Today we live under the countless posters produced by Blumhouse at an incredible rate, an era where everything that creaks, bleeds, and screams is considered generically horror. Forget the nuances, as many, if not more, as the shades of gray of another mistreated genre – especially in Italy – science fiction, but those who have always kept them with care and have decided to live alongside them without any doubt is the Mexican director Guillermo Del Toro. A return to cinemas and to his mother genre after the gigantic blockbuster "Pacific Rim", Del Toro re-embraces ghost stories to immerse himself as much as possible in the Anglo-American tradition, drawing avidly from the pages of Emily and Charlotte Brontë, the anxieties of Joseph Le Fanu, the specters of Montague Rhodes James, and the damp past of New England from Edgar Allan Poe and Howard Phillips Lovecraft. Crimson Peak is more than any other film in his career to plunder the best authors of the unsettling in circulation. Be careful, however, not to fall into error, Del Toro's Crimson Peak does not regurgitate the reference ancestors in the form of explicit citation outward. Just as Quentin Tarantino has always done, the director from Guadalajara plays with his passions rejecting them only in the form of images. Thus we recognize "The Fall of the House of Usher" in the decrepit, solitary, and cold Allerdale Hall, in the countless walls and ruins ruined by the living earth (a reference to Lovecraft's work) we observe the spectral nights spent at Wuthering Heights ("Wuthering Heights"). The explicit citations are others, the call to the famous chemist of the 18th century Henry Cavendish, to Mary Shelley, Guillermo Del Toro's idol and his protagonist Edith Cushing, and here, as is clear, we finally arrive at what is cinema. Because of the Seventh Art, Crimson Peak is a true gem, raw in the American phase, smooth and shining upon landing in England.
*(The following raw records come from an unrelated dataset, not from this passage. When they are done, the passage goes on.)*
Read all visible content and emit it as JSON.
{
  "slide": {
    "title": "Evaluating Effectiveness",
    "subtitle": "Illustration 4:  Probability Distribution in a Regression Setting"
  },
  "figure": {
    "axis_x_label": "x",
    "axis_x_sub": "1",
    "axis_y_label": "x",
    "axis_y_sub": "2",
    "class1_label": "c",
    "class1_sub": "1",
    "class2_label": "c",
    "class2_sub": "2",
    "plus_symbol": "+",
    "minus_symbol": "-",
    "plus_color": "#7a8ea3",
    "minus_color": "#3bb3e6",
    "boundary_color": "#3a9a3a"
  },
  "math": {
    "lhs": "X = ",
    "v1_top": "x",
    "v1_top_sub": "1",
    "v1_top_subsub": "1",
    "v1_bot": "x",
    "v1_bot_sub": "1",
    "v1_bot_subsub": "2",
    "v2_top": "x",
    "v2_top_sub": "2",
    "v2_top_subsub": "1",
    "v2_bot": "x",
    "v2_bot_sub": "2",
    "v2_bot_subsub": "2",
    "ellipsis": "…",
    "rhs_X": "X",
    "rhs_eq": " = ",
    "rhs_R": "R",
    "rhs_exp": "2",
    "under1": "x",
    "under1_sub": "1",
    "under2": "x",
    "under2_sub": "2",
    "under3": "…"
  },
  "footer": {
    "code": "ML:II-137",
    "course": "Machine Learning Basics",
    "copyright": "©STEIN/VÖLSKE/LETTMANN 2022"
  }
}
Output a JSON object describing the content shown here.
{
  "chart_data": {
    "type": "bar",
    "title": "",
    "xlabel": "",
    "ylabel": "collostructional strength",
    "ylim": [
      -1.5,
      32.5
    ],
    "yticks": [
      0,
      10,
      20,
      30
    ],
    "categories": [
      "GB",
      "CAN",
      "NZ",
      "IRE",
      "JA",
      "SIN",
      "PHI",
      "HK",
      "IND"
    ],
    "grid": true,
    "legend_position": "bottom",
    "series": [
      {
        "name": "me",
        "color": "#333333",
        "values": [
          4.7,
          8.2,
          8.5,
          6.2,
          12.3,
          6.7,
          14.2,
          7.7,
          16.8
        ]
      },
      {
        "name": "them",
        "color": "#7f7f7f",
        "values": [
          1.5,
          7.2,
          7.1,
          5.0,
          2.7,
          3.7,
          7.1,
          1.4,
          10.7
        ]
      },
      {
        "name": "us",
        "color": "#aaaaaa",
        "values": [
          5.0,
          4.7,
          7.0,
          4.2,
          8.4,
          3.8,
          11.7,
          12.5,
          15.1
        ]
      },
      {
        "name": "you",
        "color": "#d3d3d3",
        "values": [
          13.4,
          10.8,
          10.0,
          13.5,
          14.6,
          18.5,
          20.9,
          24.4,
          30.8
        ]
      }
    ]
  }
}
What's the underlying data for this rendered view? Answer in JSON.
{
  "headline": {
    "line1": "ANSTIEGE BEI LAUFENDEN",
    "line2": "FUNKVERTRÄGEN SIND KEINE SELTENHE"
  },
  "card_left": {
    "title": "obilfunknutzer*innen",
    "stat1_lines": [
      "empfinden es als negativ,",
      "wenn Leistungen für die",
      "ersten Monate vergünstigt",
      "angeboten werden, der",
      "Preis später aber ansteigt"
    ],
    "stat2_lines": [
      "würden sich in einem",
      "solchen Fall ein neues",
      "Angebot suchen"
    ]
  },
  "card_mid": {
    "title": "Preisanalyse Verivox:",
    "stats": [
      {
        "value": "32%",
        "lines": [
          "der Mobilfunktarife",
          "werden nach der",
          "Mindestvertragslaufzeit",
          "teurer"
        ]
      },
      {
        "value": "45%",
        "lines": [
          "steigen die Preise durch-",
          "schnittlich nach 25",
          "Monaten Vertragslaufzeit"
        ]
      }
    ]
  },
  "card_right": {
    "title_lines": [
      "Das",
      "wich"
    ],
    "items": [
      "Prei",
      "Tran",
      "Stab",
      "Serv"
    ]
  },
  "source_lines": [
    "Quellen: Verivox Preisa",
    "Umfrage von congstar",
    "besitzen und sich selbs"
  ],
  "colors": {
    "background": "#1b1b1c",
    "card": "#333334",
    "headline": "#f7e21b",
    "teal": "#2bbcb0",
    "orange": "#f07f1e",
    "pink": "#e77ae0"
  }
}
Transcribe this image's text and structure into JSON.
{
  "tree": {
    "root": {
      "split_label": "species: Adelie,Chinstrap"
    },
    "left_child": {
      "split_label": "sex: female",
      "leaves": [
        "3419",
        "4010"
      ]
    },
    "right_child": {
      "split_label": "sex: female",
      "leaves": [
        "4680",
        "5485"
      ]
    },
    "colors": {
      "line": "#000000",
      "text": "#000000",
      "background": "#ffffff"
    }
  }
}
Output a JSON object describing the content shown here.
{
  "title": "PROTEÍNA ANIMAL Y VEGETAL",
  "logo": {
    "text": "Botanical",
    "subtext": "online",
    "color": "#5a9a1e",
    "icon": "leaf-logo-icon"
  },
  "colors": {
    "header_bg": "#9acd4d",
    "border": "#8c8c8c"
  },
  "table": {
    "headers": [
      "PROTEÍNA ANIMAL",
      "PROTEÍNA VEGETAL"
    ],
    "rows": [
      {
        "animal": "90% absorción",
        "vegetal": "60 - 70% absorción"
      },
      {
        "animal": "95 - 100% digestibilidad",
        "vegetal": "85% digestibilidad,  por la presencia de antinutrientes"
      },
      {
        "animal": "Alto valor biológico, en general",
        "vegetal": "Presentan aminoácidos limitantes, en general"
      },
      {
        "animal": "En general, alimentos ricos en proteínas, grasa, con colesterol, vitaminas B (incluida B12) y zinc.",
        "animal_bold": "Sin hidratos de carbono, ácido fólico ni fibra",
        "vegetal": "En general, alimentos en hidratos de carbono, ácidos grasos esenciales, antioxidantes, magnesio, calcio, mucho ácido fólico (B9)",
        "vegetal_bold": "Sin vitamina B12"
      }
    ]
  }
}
The reference cinema belongs to the 1960s, to the productions of Mario Bava in particular, but more than anything we find ourselves in the territory of Terence Fisher, the directorial star of Hammer Films Production, one of whose greatest historical protagonists was none other than the actor Peter Cushing.
The homage (because in toto Del Toro's work co-written by Matthew Robbins is that of a pure and simple homage without pretensions to innovate anything, on the contrary) takes up the articulated settings of the various Dracula and The Mask of Frankenstein and the strong use of color, a distinctive trait that helped Hammer to stay alive (and resurrect) for entire decades. Crimson Peak is color from the title, it adopts white and black and adds red for a return to the theories of the use of color by Vladimir Propp, a scholar of fairy tales (one in particular, by Charles Perrault, will come to mind for many during the viewing), helping the viewer to understand the plot through their own eyes and the immutable sensations they convey with great speed. We are talking about a visual masterpiece and many of the compliments go to Thomas E. Sanders, the mad set designer to the point of indulging Del Toro's perfectionist manias, builder of the stunning environments of Boston and the decrepit Allerdale Hall, but of a film about which we must also discuss the narrative aspect.
Do not expect originality, the plot has many widely predictable elements, but as a good lover of Alfred Hitchcock, Del Toro pushes us to wonder how the characters will react and here we arrive at the fantastic performances of the three protagonists: Mia Wasikowska crosses body and spirit of her Edith, so good only in Stoker we had seen her; Tom Hiddleston combines British charm with the fragility of a caste as ancient as bloodied; Jessica Chastain is a true force of nature, angular in traits and gestures, a sharp knife with a hard handle against which we clash at every step. Charlie Hunnam, in a supporting role, Dr. Alan, does not disappoint, nor does he manage to match his gigantic colleagues.